" Non à un cinquième mandat ! " A Alger, le 13 mars, les manifestants s'opposent à la candidature d'Abdelaziz Bouteflika et dénoncent son clan. © Z. BENSEMRA/REUTERS

Pourquoi la corruption en Algérie est le ferment de la révolte

Le Vif

L’opacité du système politique favorise malversations et détournements. Des travers que les Algériens veulent voir disparaître.

 » L’époque du cachir, c’est fini !  » D’abord sortis manifester, le 22 février, pour dénoncer la candidature d’Abdelaziz Bouteflika à un cinquième mandat, les dizaines de milliers d’Algériens qui ont pris possession de la rue ont vite étendu leurs récriminations et s’en sont pris à l’ensemble du  » système « . Le cachir, c’est un saucisson halal, distribué lors des meetings électoraux du parti au pouvoir. Au fil du temps, il est devenu un symbole de l’achat de voix et de la corruption.  » La corruption, c’est l’épine dorsale du régime « , soupire Hocine Malti, ancien vice-président de la Sonatrach, la compagnie pétrolière nationale.

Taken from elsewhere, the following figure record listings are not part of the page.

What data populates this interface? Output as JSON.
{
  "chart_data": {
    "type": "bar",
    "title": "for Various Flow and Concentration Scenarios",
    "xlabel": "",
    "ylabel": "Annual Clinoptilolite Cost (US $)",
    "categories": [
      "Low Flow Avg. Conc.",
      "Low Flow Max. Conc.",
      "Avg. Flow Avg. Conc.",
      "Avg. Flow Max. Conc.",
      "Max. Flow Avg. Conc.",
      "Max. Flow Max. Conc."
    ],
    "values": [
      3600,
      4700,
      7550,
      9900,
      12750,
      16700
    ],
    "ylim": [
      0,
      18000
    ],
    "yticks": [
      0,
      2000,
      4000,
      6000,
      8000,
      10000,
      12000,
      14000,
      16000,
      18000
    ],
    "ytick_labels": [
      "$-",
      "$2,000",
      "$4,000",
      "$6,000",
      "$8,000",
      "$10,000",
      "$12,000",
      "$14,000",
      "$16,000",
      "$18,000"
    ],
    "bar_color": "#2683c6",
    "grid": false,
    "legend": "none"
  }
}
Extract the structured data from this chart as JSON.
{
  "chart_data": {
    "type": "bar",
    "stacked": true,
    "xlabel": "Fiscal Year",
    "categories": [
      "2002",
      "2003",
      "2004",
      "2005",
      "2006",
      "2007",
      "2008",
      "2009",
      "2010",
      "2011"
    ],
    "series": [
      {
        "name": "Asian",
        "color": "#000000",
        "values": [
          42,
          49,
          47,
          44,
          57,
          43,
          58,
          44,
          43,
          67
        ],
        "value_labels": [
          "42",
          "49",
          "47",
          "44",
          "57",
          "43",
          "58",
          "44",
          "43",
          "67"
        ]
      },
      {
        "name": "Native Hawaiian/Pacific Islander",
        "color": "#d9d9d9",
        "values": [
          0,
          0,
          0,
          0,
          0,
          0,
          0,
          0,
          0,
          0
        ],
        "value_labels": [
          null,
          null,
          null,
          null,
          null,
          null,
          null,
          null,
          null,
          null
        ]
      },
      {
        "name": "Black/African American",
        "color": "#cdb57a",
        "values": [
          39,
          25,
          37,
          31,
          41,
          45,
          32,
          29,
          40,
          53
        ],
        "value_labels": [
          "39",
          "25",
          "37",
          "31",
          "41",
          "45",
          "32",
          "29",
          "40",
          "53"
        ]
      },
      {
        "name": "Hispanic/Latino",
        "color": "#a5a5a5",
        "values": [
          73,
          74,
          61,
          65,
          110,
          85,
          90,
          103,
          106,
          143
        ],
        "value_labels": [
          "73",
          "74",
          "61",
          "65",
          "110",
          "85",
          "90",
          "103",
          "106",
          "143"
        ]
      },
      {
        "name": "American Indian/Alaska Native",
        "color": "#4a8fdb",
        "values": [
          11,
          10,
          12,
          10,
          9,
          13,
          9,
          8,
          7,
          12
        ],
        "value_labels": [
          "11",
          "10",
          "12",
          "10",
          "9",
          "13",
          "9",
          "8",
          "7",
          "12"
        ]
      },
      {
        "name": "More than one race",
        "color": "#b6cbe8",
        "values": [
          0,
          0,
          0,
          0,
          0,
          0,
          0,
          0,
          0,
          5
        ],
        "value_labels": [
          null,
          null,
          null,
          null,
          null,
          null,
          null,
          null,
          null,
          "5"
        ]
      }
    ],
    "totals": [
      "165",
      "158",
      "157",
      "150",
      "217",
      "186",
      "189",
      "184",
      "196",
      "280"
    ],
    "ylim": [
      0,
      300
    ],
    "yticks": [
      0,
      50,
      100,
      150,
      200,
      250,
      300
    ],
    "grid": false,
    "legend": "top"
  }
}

Les détournements de fonds ont toujours existé en Algérie, notamment pendant la période coloniale. Au tournant des années 1990, cependant, la pratique change de nature. Les privatisations et la libéralisation du commerce extérieur voient prospérer les oligarques, hommes d’affaires liés au pouvoir, surnommés les  » barons de l’import-import  » – pour les bénéfices qu’ils tirent de l’importation de marchandises, au détriment de la production locale. En parallèle,  » d’innombrables biens fonciers de l’Etat sont vendus à bas prix. Plusieurs responsables politiques font des acquisitions pour un dinar symbolique « , constate Halim Feddal, de l’Association nationale de lutte contre la corruption (ANLC). A son arrivée au pouvoir, en 1999, Bouteflika promet de combattre ce fléau.  » Mais, peu après l’adhésion du pays à la convention de l’ONU sur la corruption, en 2004, rappelle Halim Feddal, le pouvoir modifie la loi. Le délai de prescription passe de dix à trois ans, et l’inculpation pour corruption est ravalée du rang de « crime » à celui de « délit ». 6 000 procédures judiciaires sont annulées. En 2013, 100 000 opérateurs économiques sont inscrits au fichier des fraudeurs. Cinq ans plus tard, ils sont 120 000. Et encore, il faudrait multiplier par quatre ou cinq ces chiffres officiels !  »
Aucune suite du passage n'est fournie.